Description: Conversely, a nonzero coefficient sets a lower bound on the degree. (Contributed by Stefan O'Rear, 23-Mar-2015)

Ref Expression
Hypotheses deg1leb.d 
|- D = ( deg1 ` R )
deg1leb.p 
|- P = ( Poly1 ` R )
deg1leb.b 
|- B = ( Base ` P )
deg1leb.y 
|- .0. = ( 0g ` R )
deg1leb.a 
|- A = ( coe1 ` F )
Assertion deg1ge 
|- ( ( F e. B /\ G e. NN0 /\ ( A ` G ) =/= .0. ) -> G <_ ( D ` F ) )

Proof

Step Hyp Ref Expression
1 deg1leb.d 
 |-  D = ( deg1 ` R )
2 deg1leb.p 
 |-  P = ( Poly1 ` R )
3 deg1leb.b 
 |-  B = ( Base ` P )
4 deg1leb.y 
 |-  .0. = ( 0g ` R )
5 deg1leb.a 
 |-  A = ( coe1 ` F )
6 1 2 3 deg1xrcl 
 |-  ( F e. B -> ( D ` F ) e. RR* )
7 nn0re 
 |-  ( G e. NN0 -> G e. RR )
8 7 rexrd 
 |-  ( G e. NN0 -> G e. RR* )
9 xrltnle 
 |-  ( ( ( D ` F ) e. RR* /\ G e. RR* ) -> ( ( D ` F ) < G <-> -. G <_ ( D ` F ) ) )
10 6 8 9 syl2an 
 |-  ( ( F e. B /\ G e. NN0 ) -> ( ( D ` F ) < G <-> -. G <_ ( D ` F ) ) )
11 1 2 3 4 5 deg1lt 
 |-  ( ( F e. B /\ G e. NN0 /\ ( D ` F ) < G ) -> ( A ` G ) = .0. )
12 11 3expia 
 |-  ( ( F e. B /\ G e.
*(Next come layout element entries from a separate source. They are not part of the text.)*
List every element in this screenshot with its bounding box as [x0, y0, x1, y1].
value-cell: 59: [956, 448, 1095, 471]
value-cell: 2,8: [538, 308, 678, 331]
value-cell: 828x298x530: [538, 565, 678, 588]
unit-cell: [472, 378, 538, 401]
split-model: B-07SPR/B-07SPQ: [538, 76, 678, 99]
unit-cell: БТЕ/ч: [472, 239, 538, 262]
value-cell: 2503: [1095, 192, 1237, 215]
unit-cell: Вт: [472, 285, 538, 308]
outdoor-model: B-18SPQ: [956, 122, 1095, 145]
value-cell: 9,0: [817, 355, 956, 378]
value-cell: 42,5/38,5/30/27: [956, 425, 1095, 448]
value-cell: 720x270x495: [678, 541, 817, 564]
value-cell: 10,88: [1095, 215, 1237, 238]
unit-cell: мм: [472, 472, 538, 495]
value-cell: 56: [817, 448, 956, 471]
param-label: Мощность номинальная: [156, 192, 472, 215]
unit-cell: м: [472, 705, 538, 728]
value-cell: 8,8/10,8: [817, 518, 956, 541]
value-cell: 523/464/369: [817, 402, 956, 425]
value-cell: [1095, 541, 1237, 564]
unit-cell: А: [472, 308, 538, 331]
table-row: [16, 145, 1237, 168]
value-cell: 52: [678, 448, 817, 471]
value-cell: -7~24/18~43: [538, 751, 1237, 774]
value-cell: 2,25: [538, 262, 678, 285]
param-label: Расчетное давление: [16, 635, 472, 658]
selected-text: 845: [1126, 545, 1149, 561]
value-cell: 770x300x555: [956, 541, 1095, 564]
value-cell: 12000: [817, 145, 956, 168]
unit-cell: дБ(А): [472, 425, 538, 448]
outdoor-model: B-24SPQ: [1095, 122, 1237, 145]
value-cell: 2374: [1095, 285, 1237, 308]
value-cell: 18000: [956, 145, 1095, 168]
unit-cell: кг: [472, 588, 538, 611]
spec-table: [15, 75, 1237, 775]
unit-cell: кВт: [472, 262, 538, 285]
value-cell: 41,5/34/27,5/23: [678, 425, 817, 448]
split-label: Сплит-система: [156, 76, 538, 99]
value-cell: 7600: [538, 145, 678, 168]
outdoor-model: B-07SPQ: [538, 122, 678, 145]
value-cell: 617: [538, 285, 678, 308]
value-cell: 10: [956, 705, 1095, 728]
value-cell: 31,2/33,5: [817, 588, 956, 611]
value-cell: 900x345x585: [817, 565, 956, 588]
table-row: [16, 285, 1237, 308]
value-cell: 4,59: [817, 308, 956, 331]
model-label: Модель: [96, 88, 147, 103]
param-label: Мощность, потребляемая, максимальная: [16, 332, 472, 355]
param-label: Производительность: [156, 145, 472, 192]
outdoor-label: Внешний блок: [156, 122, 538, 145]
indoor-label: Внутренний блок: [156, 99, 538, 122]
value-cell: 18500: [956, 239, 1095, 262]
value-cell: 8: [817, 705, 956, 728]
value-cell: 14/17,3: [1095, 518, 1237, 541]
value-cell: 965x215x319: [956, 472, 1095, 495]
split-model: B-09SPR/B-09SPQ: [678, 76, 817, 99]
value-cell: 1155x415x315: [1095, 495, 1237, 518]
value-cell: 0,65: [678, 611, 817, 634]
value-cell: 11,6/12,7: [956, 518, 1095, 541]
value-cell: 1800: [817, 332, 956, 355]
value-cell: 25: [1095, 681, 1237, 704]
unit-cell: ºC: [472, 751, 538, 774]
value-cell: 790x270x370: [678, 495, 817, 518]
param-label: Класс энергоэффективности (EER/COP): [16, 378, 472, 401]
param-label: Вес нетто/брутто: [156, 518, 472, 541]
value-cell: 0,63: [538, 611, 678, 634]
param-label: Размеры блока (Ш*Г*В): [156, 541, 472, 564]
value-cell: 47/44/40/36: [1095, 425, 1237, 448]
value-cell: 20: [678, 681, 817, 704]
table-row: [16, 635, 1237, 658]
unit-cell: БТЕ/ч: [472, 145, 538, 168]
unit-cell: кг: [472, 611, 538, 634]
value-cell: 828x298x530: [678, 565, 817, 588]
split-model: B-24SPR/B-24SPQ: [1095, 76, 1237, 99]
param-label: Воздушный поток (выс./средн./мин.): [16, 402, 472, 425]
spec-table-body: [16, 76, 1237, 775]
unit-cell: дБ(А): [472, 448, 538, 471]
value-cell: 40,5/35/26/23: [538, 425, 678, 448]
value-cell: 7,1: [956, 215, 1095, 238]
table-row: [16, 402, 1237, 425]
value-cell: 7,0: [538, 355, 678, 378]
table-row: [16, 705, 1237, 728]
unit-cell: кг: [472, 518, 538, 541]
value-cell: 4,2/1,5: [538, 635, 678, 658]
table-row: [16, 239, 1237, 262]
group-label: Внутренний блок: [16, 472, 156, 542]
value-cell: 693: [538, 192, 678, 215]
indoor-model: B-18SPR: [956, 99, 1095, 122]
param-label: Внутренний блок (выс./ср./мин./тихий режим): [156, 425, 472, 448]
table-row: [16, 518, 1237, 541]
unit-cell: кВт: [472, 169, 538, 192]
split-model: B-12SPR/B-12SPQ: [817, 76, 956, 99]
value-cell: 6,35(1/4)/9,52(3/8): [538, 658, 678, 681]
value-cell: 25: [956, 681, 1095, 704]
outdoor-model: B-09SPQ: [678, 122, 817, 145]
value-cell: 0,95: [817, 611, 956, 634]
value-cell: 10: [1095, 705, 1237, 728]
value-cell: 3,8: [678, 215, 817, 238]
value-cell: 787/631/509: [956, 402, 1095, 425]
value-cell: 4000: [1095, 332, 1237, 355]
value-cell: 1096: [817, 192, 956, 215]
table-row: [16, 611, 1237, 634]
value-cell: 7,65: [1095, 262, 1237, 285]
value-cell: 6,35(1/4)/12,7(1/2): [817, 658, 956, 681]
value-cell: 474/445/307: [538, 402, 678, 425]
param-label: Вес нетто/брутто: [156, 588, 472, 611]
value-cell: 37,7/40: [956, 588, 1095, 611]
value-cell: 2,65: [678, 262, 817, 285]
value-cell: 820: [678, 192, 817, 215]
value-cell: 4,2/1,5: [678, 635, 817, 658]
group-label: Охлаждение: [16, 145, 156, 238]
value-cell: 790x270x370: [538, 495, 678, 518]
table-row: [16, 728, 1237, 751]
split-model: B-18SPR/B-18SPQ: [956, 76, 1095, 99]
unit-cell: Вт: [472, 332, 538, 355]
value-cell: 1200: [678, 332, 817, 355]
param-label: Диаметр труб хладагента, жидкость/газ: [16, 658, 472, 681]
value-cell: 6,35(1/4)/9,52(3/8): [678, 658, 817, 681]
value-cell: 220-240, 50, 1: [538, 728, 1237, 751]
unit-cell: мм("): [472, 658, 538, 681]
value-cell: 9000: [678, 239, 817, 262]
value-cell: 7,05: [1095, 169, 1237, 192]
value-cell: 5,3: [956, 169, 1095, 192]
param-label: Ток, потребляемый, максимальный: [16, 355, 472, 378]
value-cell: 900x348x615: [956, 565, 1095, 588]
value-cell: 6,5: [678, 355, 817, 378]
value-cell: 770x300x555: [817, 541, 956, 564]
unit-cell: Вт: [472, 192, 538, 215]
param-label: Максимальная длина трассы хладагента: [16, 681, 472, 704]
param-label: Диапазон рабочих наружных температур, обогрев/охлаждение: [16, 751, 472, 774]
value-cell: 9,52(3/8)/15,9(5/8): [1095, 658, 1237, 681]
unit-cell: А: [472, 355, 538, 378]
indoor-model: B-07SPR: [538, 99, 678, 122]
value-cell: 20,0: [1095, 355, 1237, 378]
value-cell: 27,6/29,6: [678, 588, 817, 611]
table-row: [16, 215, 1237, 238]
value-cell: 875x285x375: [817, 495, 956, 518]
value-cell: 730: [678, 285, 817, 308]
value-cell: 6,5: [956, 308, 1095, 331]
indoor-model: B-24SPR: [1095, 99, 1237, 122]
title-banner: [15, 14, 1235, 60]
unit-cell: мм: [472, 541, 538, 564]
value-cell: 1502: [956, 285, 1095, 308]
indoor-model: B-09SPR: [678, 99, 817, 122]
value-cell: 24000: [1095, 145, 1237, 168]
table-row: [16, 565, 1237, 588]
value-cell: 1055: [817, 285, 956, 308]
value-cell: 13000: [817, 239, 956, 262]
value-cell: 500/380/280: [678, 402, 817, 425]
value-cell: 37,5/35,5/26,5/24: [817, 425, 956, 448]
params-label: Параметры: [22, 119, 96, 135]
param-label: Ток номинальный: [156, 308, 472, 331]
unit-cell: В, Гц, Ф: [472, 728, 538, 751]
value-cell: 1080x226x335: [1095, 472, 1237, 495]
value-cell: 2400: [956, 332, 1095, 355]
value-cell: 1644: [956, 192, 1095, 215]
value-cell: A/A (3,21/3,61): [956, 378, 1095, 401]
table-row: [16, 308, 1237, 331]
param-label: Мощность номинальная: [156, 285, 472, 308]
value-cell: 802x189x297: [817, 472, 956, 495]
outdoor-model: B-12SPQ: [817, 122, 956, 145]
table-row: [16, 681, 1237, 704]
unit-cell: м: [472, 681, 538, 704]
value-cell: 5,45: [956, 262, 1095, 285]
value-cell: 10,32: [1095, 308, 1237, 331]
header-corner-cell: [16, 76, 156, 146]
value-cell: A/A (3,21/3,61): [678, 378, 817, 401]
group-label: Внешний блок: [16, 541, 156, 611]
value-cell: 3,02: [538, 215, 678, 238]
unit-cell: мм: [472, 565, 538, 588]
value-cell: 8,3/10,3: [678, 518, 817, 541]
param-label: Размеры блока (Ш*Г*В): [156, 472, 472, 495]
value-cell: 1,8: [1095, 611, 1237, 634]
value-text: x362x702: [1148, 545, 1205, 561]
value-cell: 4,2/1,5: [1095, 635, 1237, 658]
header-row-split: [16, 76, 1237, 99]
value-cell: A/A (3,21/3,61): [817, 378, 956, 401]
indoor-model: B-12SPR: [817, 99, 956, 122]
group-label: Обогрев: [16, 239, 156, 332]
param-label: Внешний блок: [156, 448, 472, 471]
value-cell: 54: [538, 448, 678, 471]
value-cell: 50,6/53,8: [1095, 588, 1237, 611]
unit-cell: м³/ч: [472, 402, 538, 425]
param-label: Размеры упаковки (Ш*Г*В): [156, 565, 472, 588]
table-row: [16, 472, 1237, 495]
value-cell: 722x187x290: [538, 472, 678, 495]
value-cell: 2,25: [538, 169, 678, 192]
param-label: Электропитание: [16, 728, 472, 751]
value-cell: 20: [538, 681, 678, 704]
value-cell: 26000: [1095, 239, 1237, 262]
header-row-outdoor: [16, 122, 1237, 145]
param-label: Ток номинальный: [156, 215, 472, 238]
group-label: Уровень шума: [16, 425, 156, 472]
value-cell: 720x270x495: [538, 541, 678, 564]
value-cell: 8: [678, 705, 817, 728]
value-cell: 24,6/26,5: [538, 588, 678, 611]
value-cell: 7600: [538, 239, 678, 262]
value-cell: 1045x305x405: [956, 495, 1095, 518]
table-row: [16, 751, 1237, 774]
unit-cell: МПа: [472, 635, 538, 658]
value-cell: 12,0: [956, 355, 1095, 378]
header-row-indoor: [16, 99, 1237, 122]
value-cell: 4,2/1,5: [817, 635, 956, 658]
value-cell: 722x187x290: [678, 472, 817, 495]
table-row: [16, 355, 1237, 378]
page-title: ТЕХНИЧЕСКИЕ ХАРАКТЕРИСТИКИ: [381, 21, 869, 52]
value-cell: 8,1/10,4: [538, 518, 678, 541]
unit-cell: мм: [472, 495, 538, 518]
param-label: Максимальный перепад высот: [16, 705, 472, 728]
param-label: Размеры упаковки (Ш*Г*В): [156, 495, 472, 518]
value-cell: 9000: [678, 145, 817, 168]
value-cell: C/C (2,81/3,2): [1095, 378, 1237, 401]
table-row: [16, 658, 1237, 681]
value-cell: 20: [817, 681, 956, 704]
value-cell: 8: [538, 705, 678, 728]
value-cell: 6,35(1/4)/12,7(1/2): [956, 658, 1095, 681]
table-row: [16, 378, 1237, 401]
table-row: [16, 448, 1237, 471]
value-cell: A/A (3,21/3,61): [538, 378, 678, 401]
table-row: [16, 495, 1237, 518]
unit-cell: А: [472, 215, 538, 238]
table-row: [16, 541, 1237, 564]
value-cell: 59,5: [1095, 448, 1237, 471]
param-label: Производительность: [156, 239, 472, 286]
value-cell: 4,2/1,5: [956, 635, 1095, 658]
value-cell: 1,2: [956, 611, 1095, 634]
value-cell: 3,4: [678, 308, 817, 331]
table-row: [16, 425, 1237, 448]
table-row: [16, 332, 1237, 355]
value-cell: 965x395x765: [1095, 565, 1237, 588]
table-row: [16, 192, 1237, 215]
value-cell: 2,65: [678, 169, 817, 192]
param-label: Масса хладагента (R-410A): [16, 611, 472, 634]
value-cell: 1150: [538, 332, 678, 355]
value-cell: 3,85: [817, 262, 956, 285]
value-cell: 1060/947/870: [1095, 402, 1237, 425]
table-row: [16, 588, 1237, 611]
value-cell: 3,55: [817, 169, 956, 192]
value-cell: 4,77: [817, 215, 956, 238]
NN0 ) -> ( ( D ` F ) < G -> ( A ` G ) = .0. ) )
13 10 12 sylbird 
 |-  ( ( F e. B /\ G e. NN0 ) -> ( -. G <_ ( D ` F ) -> ( A ` G ) = .0. ) )
14 13 necon1ad 
 |-  ( ( F e. B /\ G e. NN0 ) -> ( ( A ` G ) =/= .0. -> G <_ ( D ` F ) ) )
15 14 3impia 
 |-  ( ( F e. B /\ G e. NN0 /\ ( A ` G ) =/= .0. ) -> G <_ ( D ` F ) )